Don’t lie to your friends
Don’t lie to your friends: Learning what you know from collaborative self-play
Research questions
The paper asks whether a language model can learn better meta-knowledge about what it knows by training in a multi-agent setting rather than through direct supervised examples. More specifically, it tests whether collaborative self-play can teach a model when to answer from parametric knowledge, when to use a retrieval tool, and when to hedge because it is uncertain. It also asks whether those skills learned in a multi-agent game transfer to a single-agent deployment setting. 
Method.
The authors use Gemma2-9B in a three-agent setup with one asker and two helper agents, where the helpers have different retrieval tools: one searches Wikipedia and the other searches PubMed. They train with Reinforced Self-Training on rollouts from this collaborative environment, using an effort-penalized F1 reward so that the system is rewarded for correct answers while being slightly penalized for unnecessary tool calls. Evaluation is then done in a single-agent setting on BioASQ and PopQA, with out-of-distribution tests on Natural Questions and EntityQuestions, and comparisons against in-context learning, an action-supervised baseline, and a deanonymized variant of collaborative self-play. 
Findings
The main result is that collaborative self-play matches or improves task F1 relative to in-context learning while using about 2 to 5 times fewer search calls on the in-distribution datasets.

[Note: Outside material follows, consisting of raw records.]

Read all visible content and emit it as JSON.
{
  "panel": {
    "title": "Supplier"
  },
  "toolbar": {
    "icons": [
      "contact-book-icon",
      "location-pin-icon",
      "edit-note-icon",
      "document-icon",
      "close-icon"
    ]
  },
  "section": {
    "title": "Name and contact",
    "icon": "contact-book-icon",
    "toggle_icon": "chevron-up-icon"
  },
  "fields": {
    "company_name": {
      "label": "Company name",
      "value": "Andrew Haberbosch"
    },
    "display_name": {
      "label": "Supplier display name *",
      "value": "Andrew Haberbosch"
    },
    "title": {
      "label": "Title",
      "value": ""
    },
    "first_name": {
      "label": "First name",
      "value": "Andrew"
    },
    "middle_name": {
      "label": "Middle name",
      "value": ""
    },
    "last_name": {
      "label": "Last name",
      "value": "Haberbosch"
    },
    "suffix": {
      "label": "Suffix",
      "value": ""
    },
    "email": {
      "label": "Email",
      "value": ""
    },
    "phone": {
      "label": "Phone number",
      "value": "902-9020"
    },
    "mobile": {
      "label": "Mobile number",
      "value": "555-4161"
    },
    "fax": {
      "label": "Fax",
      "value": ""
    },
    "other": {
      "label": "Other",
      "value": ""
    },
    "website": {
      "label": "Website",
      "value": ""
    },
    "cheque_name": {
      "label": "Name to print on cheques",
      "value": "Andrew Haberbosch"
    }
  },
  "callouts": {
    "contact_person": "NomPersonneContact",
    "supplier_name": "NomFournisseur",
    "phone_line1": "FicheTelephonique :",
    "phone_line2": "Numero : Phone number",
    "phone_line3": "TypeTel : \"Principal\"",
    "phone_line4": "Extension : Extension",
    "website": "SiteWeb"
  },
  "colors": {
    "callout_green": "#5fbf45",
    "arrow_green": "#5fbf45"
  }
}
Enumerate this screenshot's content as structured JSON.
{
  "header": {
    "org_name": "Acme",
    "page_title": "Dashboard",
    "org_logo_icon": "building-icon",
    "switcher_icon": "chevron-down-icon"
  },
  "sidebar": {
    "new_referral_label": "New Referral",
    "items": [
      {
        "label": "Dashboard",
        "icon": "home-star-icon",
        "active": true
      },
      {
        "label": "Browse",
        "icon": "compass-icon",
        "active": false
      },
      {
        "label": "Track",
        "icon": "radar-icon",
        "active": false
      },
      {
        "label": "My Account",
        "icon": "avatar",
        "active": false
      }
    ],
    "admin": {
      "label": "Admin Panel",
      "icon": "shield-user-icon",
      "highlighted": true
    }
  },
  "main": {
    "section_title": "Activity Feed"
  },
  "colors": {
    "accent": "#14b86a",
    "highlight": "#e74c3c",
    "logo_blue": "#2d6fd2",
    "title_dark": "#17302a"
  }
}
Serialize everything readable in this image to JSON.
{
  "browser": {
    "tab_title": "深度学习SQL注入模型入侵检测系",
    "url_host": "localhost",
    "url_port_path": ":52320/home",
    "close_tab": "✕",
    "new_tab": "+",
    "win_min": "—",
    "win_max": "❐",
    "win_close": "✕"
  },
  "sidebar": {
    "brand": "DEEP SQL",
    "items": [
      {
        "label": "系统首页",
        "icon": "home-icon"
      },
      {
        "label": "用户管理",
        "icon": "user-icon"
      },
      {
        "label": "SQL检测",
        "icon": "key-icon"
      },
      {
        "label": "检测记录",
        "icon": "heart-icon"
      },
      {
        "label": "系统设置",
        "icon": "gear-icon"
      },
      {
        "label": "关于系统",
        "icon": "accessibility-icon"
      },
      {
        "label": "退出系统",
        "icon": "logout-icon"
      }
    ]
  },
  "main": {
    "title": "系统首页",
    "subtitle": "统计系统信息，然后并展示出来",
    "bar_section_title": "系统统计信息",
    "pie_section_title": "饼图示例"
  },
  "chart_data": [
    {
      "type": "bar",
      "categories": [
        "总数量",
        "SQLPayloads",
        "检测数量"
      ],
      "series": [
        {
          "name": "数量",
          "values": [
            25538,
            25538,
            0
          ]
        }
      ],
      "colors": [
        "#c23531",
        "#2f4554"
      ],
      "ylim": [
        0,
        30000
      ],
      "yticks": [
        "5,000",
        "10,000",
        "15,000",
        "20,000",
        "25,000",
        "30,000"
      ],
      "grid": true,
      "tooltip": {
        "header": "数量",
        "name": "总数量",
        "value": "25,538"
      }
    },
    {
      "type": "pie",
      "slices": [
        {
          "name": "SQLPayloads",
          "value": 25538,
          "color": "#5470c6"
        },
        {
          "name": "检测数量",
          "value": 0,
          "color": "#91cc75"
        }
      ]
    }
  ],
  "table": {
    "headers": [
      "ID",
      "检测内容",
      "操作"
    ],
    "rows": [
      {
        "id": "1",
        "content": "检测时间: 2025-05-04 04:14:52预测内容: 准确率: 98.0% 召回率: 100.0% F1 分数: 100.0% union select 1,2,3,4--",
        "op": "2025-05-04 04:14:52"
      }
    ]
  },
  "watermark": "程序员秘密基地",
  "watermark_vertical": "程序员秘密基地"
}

It also generalizes better than the action-supervised baseline on the out-of-distribution setting, where the action-supervised model searches too little and loses performance. On calibration, collaborative self-play improves the relationship between confidence behavior and actual parametric accuracy, although the directly action-supervised method does best on in-distribution calibration and the deanonymized version performs substantially worse. 
Limitations
The paper explicitly says that it only studies retrieval tools, factoid question answering tasks, and a single language model. The authors note that they have not yet tested richer tools such as calculators or code interpreters, more complex interactions such as question decomposition, or tasks beyond factoid QA where there may be no clean ground-truth validator. They also identify clarification and other grounding behaviors as longer-term directions that are not covered in the present experiments. 
Methodological failures
The biggest methodological weakness is external validity. The whole setup is engineered around a toy three-agent environment with highly structured actions like #ASK, #SEARCH, #ANSWER, and #HEDGE, so it is not yet clear how well the gains would survive in more natural conversational settings or in tasks where retrieval quality, uncertainty, and collaboration are messier. A second weakness is that the strongest claims depend on a very specific benchmark mix chosen to satisfy the paper’s theoretical conditions, including complementary tools and long-tail factoid questions, which means the positive results may partly reflect favorable task design rather than a broadly robust training principle. There is also some evaluation leakage in spirit, because the action-supervision baseline is tuned to the same answer-versus-hedge distinction used in evaluation, making parts of the comparison less clean as a test of general capability.